The mysterious manta ray is one of the largest fishes in the ocean with wingspans of up to 20 feet or more and Hawaii Island offers your best opportunity to encounter these amazing creatures. As intimidating as these otherworldly mantas look, they are actually quite friendly. Unlike stingrays or eagle rays, mantas do not have stingers. They feed on microscopic plankton, which accounts for their large, gaping mouths.
The Kona Coast is the best place to spot manta rays in Hawaii. At night, spotlights are used to attract mantas that feed off the plankton illuminated by the light. You can see this show just offshore at resorts like the Mauna Kea Beach Hotel and Sheraton Kona Resort & Spa at Keauhou Bay, just south of Historic Kailua Village (Kailua-Kona).
But the very best way to experience manta rays is to go on a night boat tour. Tours take off around sunset from Honokohau Harbor just north of Kailua-Kona. As night falls, tour companies set up giant lights on the ocean floor in spots where mantas frequent, usually in Garden Eel Cove or right in front of the Sheraton Kona Resort & Spa at Keauhou Bay. Attracted by the plankton in the water, certified scuba divers on the ocean floor and snorkelers on the surface are treated to an amazing show as giant mantas glide and somersault in mesmerizing patterns. The mantas often swim within inches of scuba divers and snorkelers, always managing to avoid contact at the last second. Getting this close to these ethereal mantas is truly an experience of a lifetime.
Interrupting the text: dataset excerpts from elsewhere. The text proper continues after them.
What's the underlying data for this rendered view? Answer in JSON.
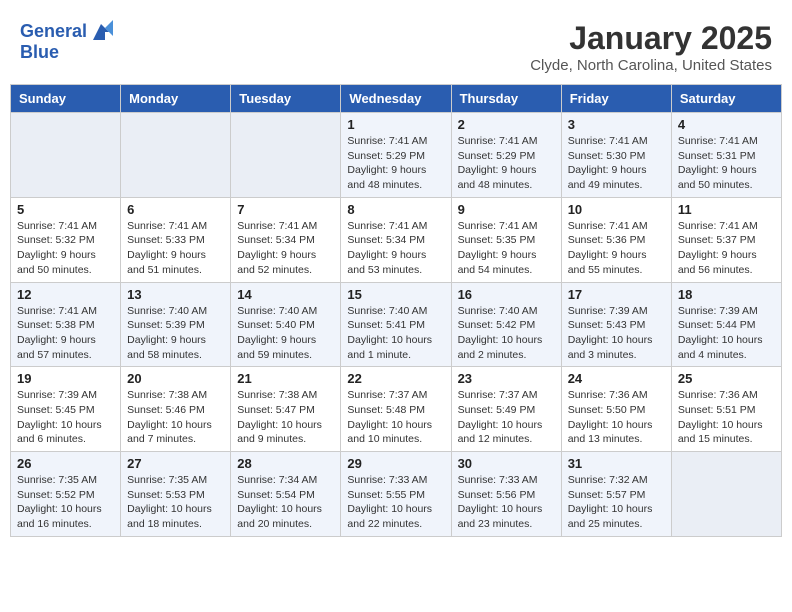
{
  "header": {
    "logo_line1": "General",
    "logo_line2": "Blue",
    "month": "January 2025",
    "location": "Clyde, North Carolina, United States"
  },
  "weekdays": [
    "Sunday",
    "Monday",
    "Tuesday",
    "Wednesday",
    "Thursday",
    "Friday",
    "Saturday"
  ],
  "weeks": [
    [
      {
        "day": "",
        "info": ""
      },
      {
        "day": "",
        "info": ""
      },
      {
        "day": "",
        "info": ""
      },
      {
        "day": "1",
        "info": "Sunrise: 7:41 AM\nSunset: 5:29 PM\nDaylight: 9 hours and 48 minutes."
      },
      {
        "day": "2",
        "info": "Sunrise: 7:41 AM\nSunset: 5:29 PM\nDaylight: 9 hours and 48 minutes."
      },
      {
        "day": "3",
        "info": "Sunrise: 7:41 AM\nSunset: 5:30 PM\nDaylight: 9 hours and 49 minutes."
      },
      {
        "day": "4",
        "info": "Sunrise: 7:41 AM\nSunset: 5:31 PM\nDaylight: 9 hours and 50 minutes."
      }
    ],
    [
      {
        "day": "5",
        "info": "Sunrise: 7:41 AM\nSunset: 5:32 PM\nDaylight: 9 hours and 50 minutes."
      },
      {
        "day": "6",
        "info": "Sunrise: 7:41 AM\nSunset: 5:33 PM\nDaylight: 9 hours and 51 minutes."
      },
      {
        "day": "7",
        "info": "Sunrise: 7:41 AM\nSunset: 5:34 PM\nDaylight: 9 hours and 52 minutes."
      },
      {
        "day": "8",
        "info": "Sunrise: 7:41 AM\nSunset: 5:34 PM\nDaylight: 9 hours and 53 minutes."
      },
      {
        "day": "9",
        "info": "Sunrise: 7:41 AM\nSunset: 5:35 PM\nDaylight: 9 hours and 54 minutes."
      },
      {
        "day": "10",
        "info": "Sunrise: 7:41 AM\nSunset: 5:36 PM\nDaylight: 9 hours and 55 minutes."
      },
      {
        "day": "11",
        "info": "Sunrise: 7:41 AM\nSunset: 5:37 PM\nDaylight: 9 hours and 56 minutes."
      }
    ],
    [
      {
        "day": "12",
        "info": "Sunrise: 7:41 AM\nSunset: 5:38 PM\nDaylight: 9 hours and 57 minutes."
      },
      {
        "day": "13",
        "info": "Sunrise: 7:40 AM\nSunset: 5:39 PM\nDaylight: 9 hours and 58 minutes."
      },
      {
        "day": "14",
        "info": "Sunrise: 7:40 AM\nSunset: 5:40 PM\nDaylight: 9 hours and 59 minutes."
      },
      {
        "day": "15",
        "info": "Sunrise: 7:40 AM\nSunset: 5:41 PM\nDaylight: 10 hours and 1 minute."
      },
      {
        "day": "16",
        "info": "Sunrise: 7:40 AM\nSunset: 5:42 PM\nDaylight: 10 hours and 2 minutes."
      },
      {
        "day": "17",
        "info": "Sunrise: 7:39 AM\nSunset: 5:43 PM\nDaylight: 10 hours and 3 minutes."
      },
      {
        "day": "18",
        "info": "Sunrise: 7:39 AM\nSunset: 5:44 PM\nDaylight: 10 hours and 4 minutes."
      }
    ],
    [
      {
        "day": "19",
        "info": "Sunrise: 7:39 AM\nSunset: 5:45 PM\nDaylight: 10 hours and 6 minutes."
      },
      {
        "day": "20",
        "info": "Sunrise: 7:38 AM\nSunset: 5:46 PM\nDaylight: 10 hours and 7 minutes."
      },
      {
        "day": "21",
        "info": "Sunrise: 7:38 AM\nSunset: 5:47 PM\nDaylight: 10 hours and 9 minutes."
      },
      {
        "day": "22",
        "info": "Sunrise: 7:37 AM\nSunset: 5:48 PM\nDaylight: 10 hours and 10 minutes."
      },
      {
        "day": "23",
        "info": "Sunrise: 7:37 AM\nSunset: 5:49 PM\nDaylight: 10 hours and 12 minutes."
      },
      {
        "day": "24",
        "info": "Sunrise: 7:36 AM\nSunset: 5:50 PM\nDaylight: 10 hours and 13 minutes."
      },
      {
        "day": "25",
        "info": "Sunrise: 7:36 AM\nSunset: 5:51 PM\nDaylight: 10 hours and 15 minutes."
      }
    ],
    [
      {
        "day": "26",
        "info": "Sunrise: 7:35 AM\nSunset: 5:52 PM\nDaylight: 10 hours and 16 minutes."
      },
      {
        "day": "27",
        "info": "Sunrise: 7:35 AM\nSunset: 5:53 PM\nDaylight: 10 hours and 18 minutes."
      },
      {
        "day": "28",
        "info": "Sunrise: 7:34 AM\nSunset: 5:54 PM\nDaylight: 10 hours and 20 minutes."
      },
      {
        "day": "29",
        "info": "Sunrise: 7:33 AM\nSunset: 5:55 PM\nDaylight: 10 hours and 22 minutes."
      },
      {
        "day": "30",
        "info": "Sunrise: 7:33 AM\nSunset: 5:56 PM\nDaylight: 10 hours and 23 minutes."
      },
      {
        "day": "31",
        "info": "Sunrise: 7:32 AM\nSunset: 5:57 PM\nDaylight: 10 hours and 25 minutes."
      },
      {
        "day": "",
        "info": ""
      }
    ]
  ]
}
Note that manta ray diving tours are held year round, with no peak season. On any given day you can see anywhere from a couple of mantas to more than a dozen depending on plankton levels. Scuba divers need to present their certification cards to dive while snorkelers have no restrictions — so just about anyone can swim with mantas. Heed all instructions when diving and for the manta rays’ safety, try not to touch them or pet them, no matter how close they get to you — and they may get very close.